First I like to think, ‘I don’t lie, lying is for cowards and wimps.’ It IS for cowards and wimps and I, unfortunately, find myself swimming in that water. When we think of lying it is most often Richard Nixon, Michael Vick, and Enron type stuff. The big things. The costly things. But what about the insignificant, small and unimportant? When I find myself misplacing the truth and finding some falsity it is usually when I have no reason to. So maybe I added a for more yards to my career rushing in high school when I tell my kids, maybe the food wasn’t that good, maybe I wasn’t that excited when I saw him. Brad Paisley sings about bending the truth a little bit and he concludes—or at least whoever wrote the song—that bending the truth is love.
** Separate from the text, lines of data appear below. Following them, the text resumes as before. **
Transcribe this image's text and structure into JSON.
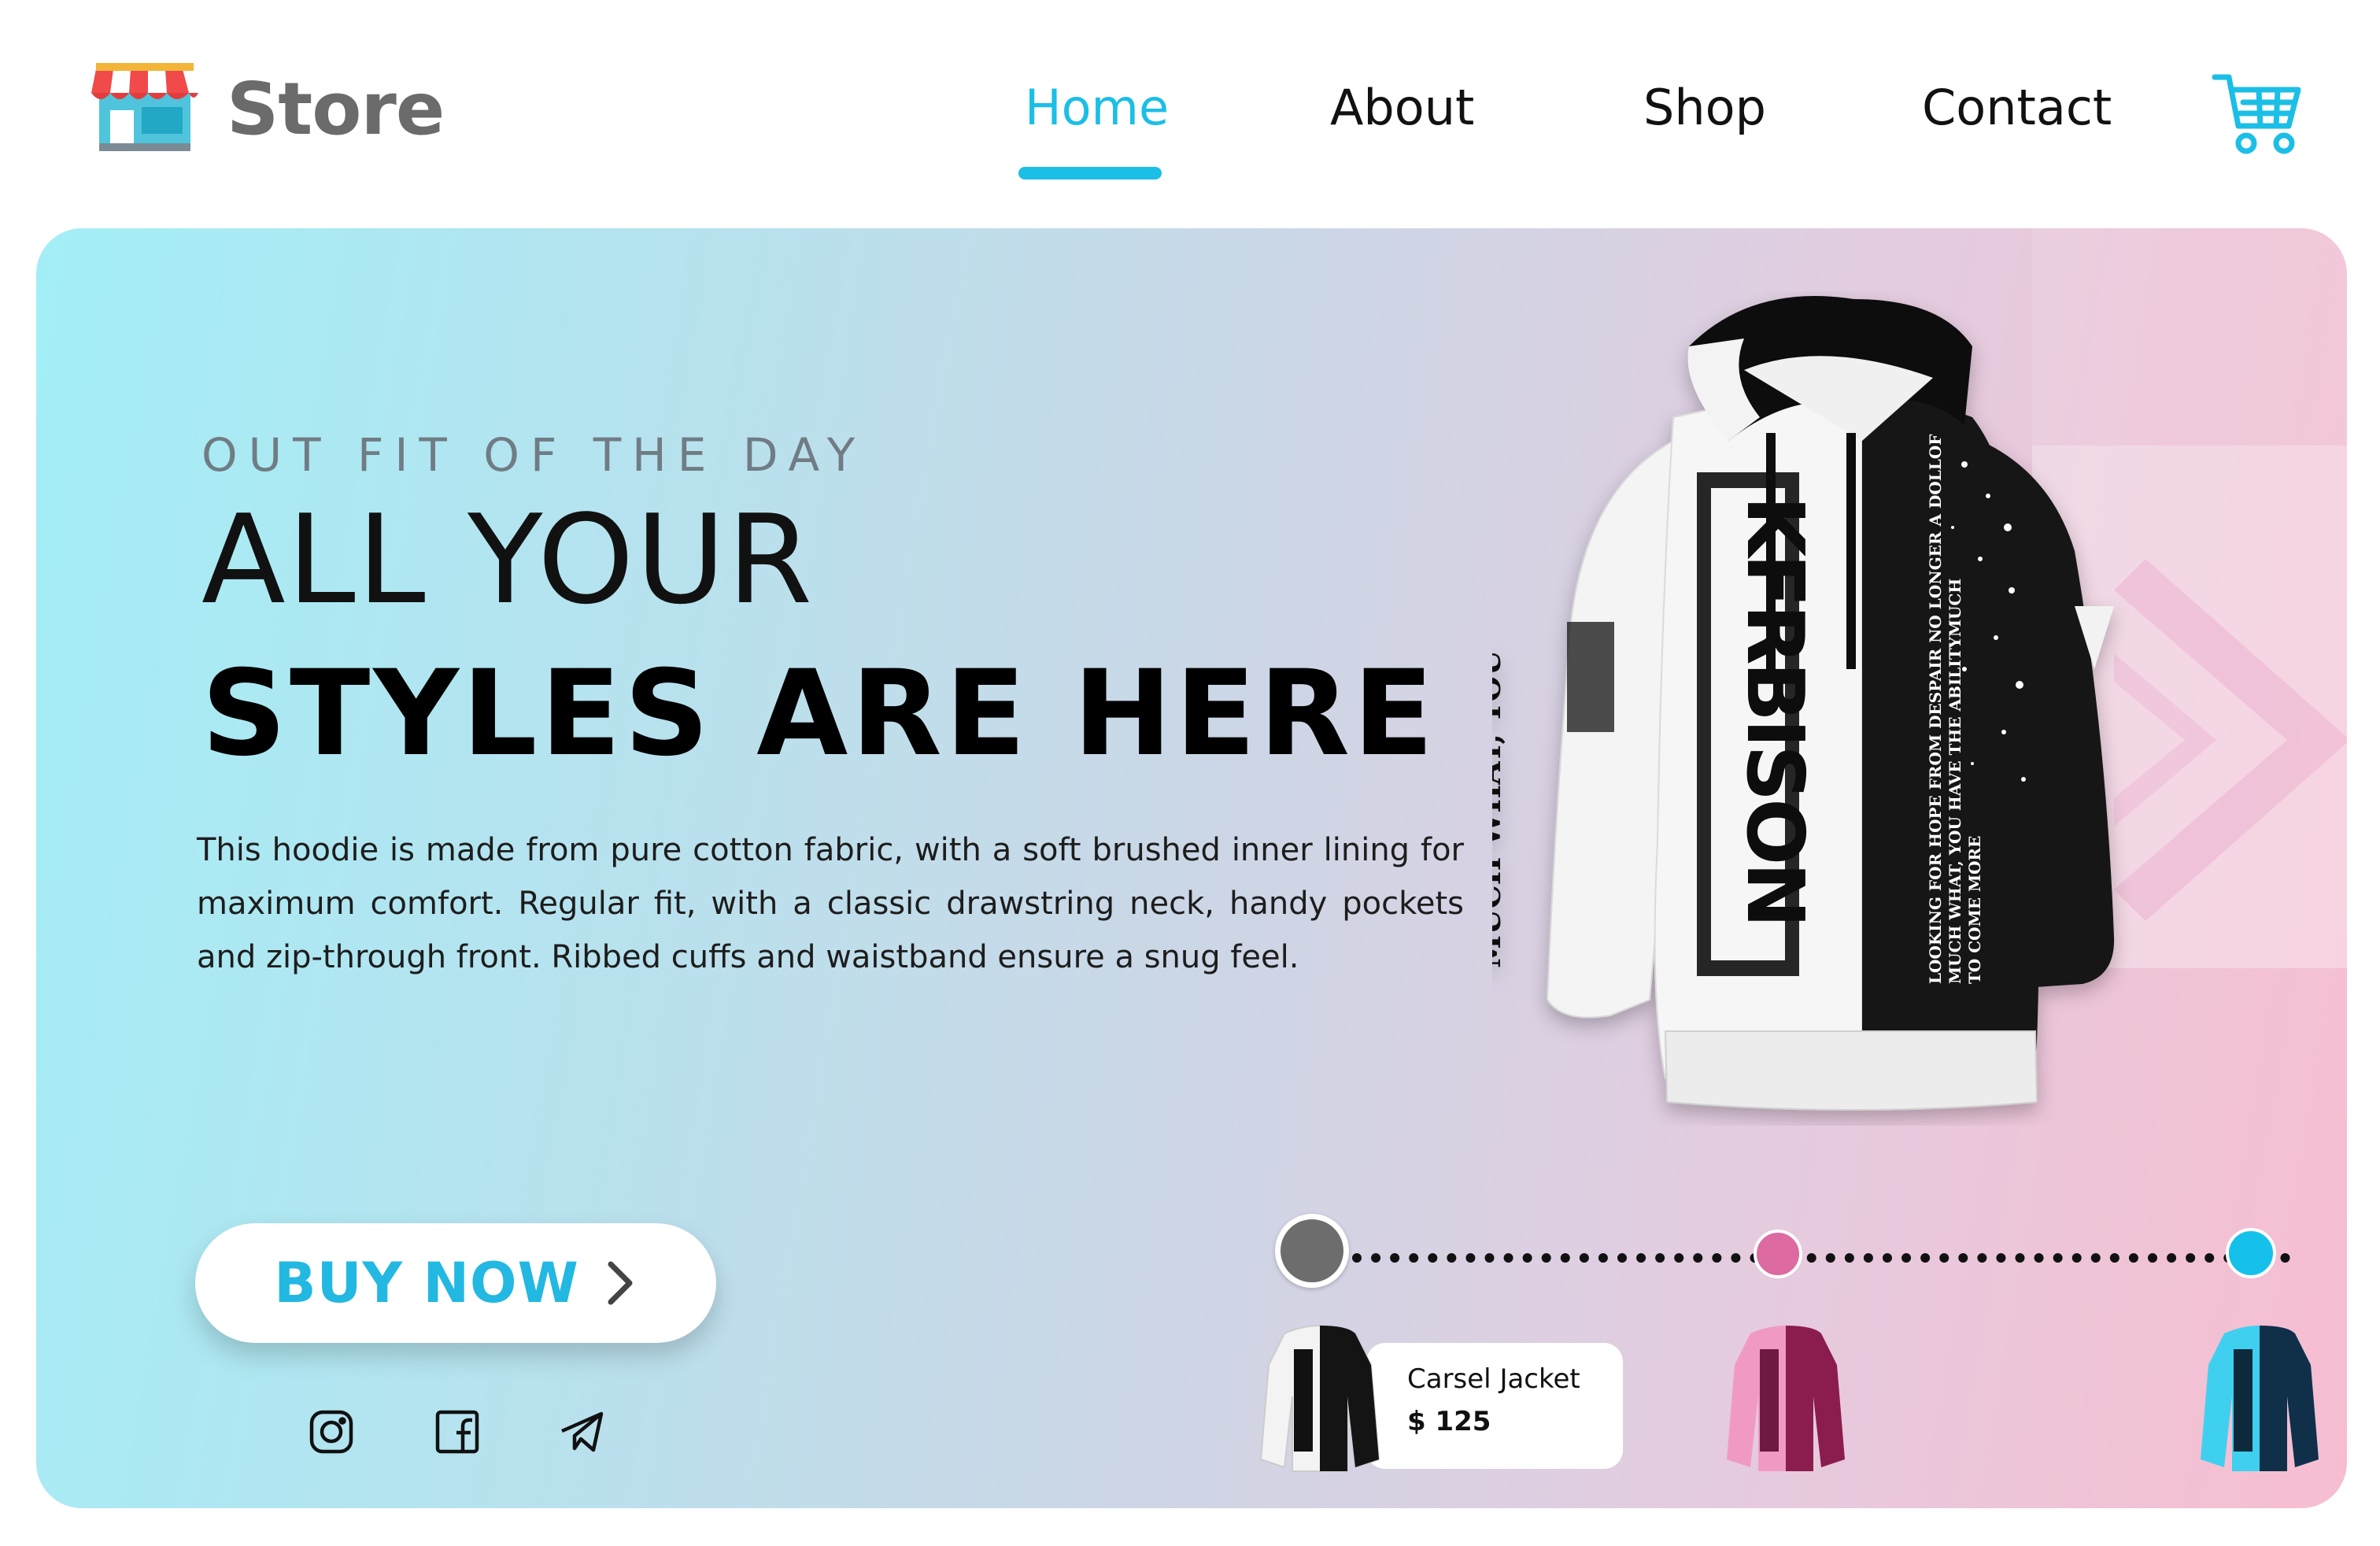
{
  "header": {
    "brand": "Store",
    "logo_icon": "storefront-icon",
    "nav": [
      {
        "label": "Home",
        "active": true
      },
      {
        "label": "About",
        "active": false
      },
      {
        "label": "Shop",
        "active": false
      },
      {
        "label": "Contact",
        "active": false
      }
    ],
    "cart_icon": "shopping-cart-icon",
    "accent_color": "#1bbfe6"
  },
  "hero": {
    "eyebrow": "OUT FIT OF THE DAY",
    "headline_light": "ALL YOUR",
    "headline_bold": "STYLES ARE HERE",
    "description": "This hoodie is made from pure cotton fabric, with a soft brushed inner lining for maximum comfort. Regular fit, with a classic drawstring neck, handy pockets and zip-through front. Ribbed cuffs and waistband ensure a snug feel.",
    "cta_label": "BUY NOW",
    "cta_icon": "chevron-right-icon",
    "social": [
      {
        "icon": "instagram-icon"
      },
      {
        "icon": "facebook-icon"
      },
      {
        "icon": "telegram-icon"
      }
    ],
    "product_image": "black-white-hoodie-image"
  },
  "color_selector": {
    "options": [
      {
        "color": "#6d6d6d",
        "selected": true
      },
      {
        "color": "#dd6aa0",
        "selected": false
      },
      {
        "color": "#15c1ea",
        "selected": false
      }
    ],
    "card": {
      "name": "Carsel Jacket",
      "price": "$ 125"
    }
  }
}
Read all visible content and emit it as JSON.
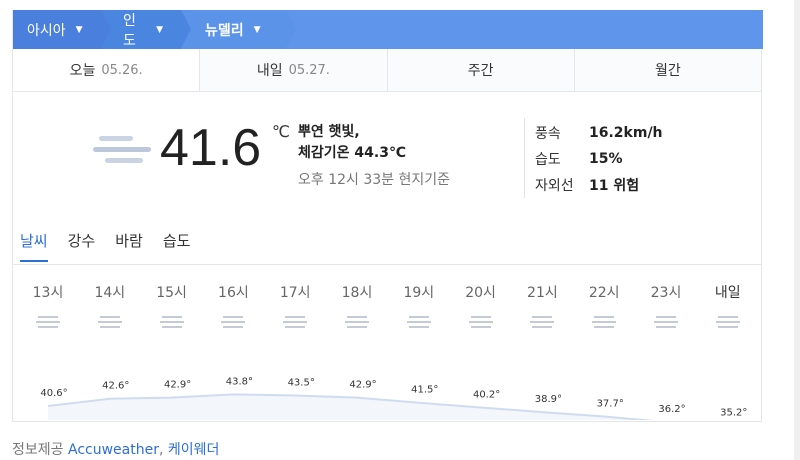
{
  "breadcrumb": [
    {
      "label": "아시아"
    },
    {
      "label": "인도"
    },
    {
      "label": "뉴델리"
    }
  ],
  "day_tabs": [
    {
      "label": "오늘",
      "date": "05.26."
    },
    {
      "label": "내일",
      "date": "05.27."
    },
    {
      "label": "주간",
      "date": ""
    },
    {
      "label": "월간",
      "date": ""
    }
  ],
  "current": {
    "icon": "cloudy-haze-icon",
    "temperature": "41.6",
    "unit": "℃",
    "condition": "뿌연 햇빛,",
    "feels_like_label": "체감기온",
    "feels_like": "44.3℃",
    "observed": "오후 12시 33분 현지기준"
  },
  "stats": [
    {
      "label": "풍속",
      "value": "16.2km/h"
    },
    {
      "label": "습도",
      "value": "15%"
    },
    {
      "label": "자외선",
      "value": "11 위험"
    }
  ],
  "sub_tabs": [
    "날씨",
    "강수",
    "바람",
    "습도"
  ],
  "hourly": {
    "hours": [
      "13시",
      "14시",
      "15시",
      "16시",
      "17시",
      "18시",
      "19시",
      "20시",
      "21시",
      "22시",
      "23시",
      "내일"
    ],
    "temps": [
      40.6,
      42.6,
      42.9,
      43.8,
      43.5,
      42.9,
      41.5,
      40.2,
      38.9,
      37.7,
      36.2,
      35.2
    ],
    "labels": [
      "40.6°",
      "42.6°",
      "42.9°",
      "43.8°",
      "43.5°",
      "42.9°",
      "41.5°",
      "40.2°",
      "38.9°",
      "37.7°",
      "36.2°",
      "35.2°"
    ],
    "max_color": "#e05a4f",
    "next_day_color": "#3a87e0"
  },
  "footer": {
    "prefix": "정보제공",
    "source1": "Accuweather",
    "separator": ",",
    "source2": "케이웨더"
  },
  "colors": {
    "breadcrumb_bg": "#5a8fe6",
    "accent": "#2d6fd6"
  }
}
Why do we lie? The easy answer is that we’re liars and liars lie. But what is the point of telling a lie? As far as I can tell it is masquerading who we are or what we can do and projecting something more exciting and more appealing and impressive to those around us. We work on the micro level: we don’t need to lie on our taxes or lie to a whole nation, rather a small group of people who we can be more than. Of course, I’d never verbalize such a thing and that is mostly due to the fact that I do not see it that way . . . until I actually think about it and it becomes obvious. Why do we lie then? Maybe because we’re scared of what we are, who we are, and what we are capable of doing. We’re not satisfied with who we are in reality so we broadcast who we are fictionally to people who don’t know otherwise.

What’s so scary about who we are? We could be sitting in the execution chair if we had different parents, grew up in a different part of town, and hung around different people. The truth is we are capable of worse things than we cover our television with and that is frightening. This however is the wonderful news of Jesus dying on the Cross in the way he did then raising from the dead: our abilities, our identities are completely changed. When you entrust yourself to Jesus it is only when you realize you are the Father’s child, Jesus’ brother and friend and no longer who you were that you have no need of lying. If you are a follower of Jesus you have no need to alter reality. All that is truly helpful and good in the world already is with you and for you, the only reason you would lie is to impress nobodies who only exist to harm. Again, it is only out of a transformed heart that loves Jesus and his words and his life that one can live in absolute security in his identity: God loved us while we were still cheats and murderers, pedophiles, rapists, drunks, addicts, lesbian, arrogant, rude, hateful, and a liar.